En el complejo mundo de las interrelaciones lograba con sus compañeros de trabajo un equilibrio difícil de ver en otros; lo hizo idóneo para asistir profesionalmente al Prof. Dr. José E. Fernández Mirabal, en Cuidados Intensivos, en el contexto de uno de los penosos infartos que sufrió. El benemérito Prof. Mirabal era un paciente difícil en las manos de un médico idóneo.
Expresaba el Dr. Orta una sensibilidad profesional y humana muy grande, con raíces católicas. Tratamos este último tema alguna que otra vez. Era, al final, el clínico que todo el mundo hubiera querido tener a la cabecera de la cama el día de la enfermedad.
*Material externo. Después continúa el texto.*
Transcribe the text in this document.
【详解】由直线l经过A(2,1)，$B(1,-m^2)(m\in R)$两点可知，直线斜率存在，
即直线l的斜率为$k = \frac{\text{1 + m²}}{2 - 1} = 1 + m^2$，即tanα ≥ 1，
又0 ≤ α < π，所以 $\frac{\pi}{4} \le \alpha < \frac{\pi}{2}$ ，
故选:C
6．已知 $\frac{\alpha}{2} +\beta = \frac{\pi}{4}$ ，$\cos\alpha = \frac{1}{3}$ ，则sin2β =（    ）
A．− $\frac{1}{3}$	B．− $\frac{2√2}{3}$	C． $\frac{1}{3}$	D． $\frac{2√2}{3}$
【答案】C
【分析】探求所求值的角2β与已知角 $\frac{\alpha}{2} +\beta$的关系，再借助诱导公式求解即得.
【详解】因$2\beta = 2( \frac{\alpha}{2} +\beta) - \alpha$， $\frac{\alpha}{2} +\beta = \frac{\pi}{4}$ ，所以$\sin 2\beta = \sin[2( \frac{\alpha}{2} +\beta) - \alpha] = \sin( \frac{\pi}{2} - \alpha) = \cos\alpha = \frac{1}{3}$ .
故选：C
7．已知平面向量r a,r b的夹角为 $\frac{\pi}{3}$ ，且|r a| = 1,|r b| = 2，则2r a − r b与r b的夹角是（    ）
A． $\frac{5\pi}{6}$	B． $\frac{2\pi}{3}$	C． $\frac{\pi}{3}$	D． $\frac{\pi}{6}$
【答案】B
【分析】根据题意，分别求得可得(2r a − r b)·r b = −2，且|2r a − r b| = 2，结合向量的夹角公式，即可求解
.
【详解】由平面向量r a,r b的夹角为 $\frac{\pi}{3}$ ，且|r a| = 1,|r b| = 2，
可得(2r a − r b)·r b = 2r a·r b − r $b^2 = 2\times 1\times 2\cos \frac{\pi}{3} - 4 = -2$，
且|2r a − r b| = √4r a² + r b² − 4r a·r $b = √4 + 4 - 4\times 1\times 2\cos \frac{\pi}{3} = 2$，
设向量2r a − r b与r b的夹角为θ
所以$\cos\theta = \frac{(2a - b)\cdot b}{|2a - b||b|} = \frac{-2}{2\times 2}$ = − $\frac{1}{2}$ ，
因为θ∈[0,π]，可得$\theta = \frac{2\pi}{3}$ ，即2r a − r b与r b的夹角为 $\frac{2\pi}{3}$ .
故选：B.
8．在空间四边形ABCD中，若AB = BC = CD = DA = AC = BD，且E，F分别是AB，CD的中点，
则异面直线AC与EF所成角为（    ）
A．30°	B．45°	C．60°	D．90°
Aquella mañana en que tuvimos noticias de que había cruzado a los Estados Unidos, en el pase de visita de la Unidad de Cuidados Intermedios (UCIM), el Prof. Dr. José E. Lara Tuñón, Vicedirector primero del Hospital, comentó al grupo: «Es una lástima, porque tenía futuro...». Algunos nos miramos, y sonreímos... Oré por él, a fin de que pudiera llegar en paz donde su madre y salir adelante. Así fue.
Compartí estas memorias el 26 de julio de 2012, a las 5: 13 a. m., desde Cuba, con mi viejo amigo, el Dr. Orlando Hernández, padre de las biopsias de cresta ilíaca en nuestra sala, con aquellos catéteres de Vil Silverman que se las ingeniaba para tener esterilizados siempre y que todos aprendimos a usar como alternativa a las cruentas biopsias esternales. Le escribía al Dr. Orlando, y le decía: «Es para mí una alegría muy grande que, a las muchas cosas buenas que recuerdo del Dr. Orta (...), pueda unir ahora la de saber cuánto te ayudó. Envíale a cada rato una postal en que pueda ver que le recuerdas, y si algún día se ven, dale un gran abrazo de mi parte». Hasta ese día.
Gracias a Dios por lo que significó, para tantos, el Prof. Dr. Jorge Orta Pires. Larga vida para él y familia. Disfrute de muchos éxitos profesionales, y podamos un día, todos los que tuvimos el privilegio de tenerle como Profesor, decirle unidos, con sentida gratitud: «muchas gracias».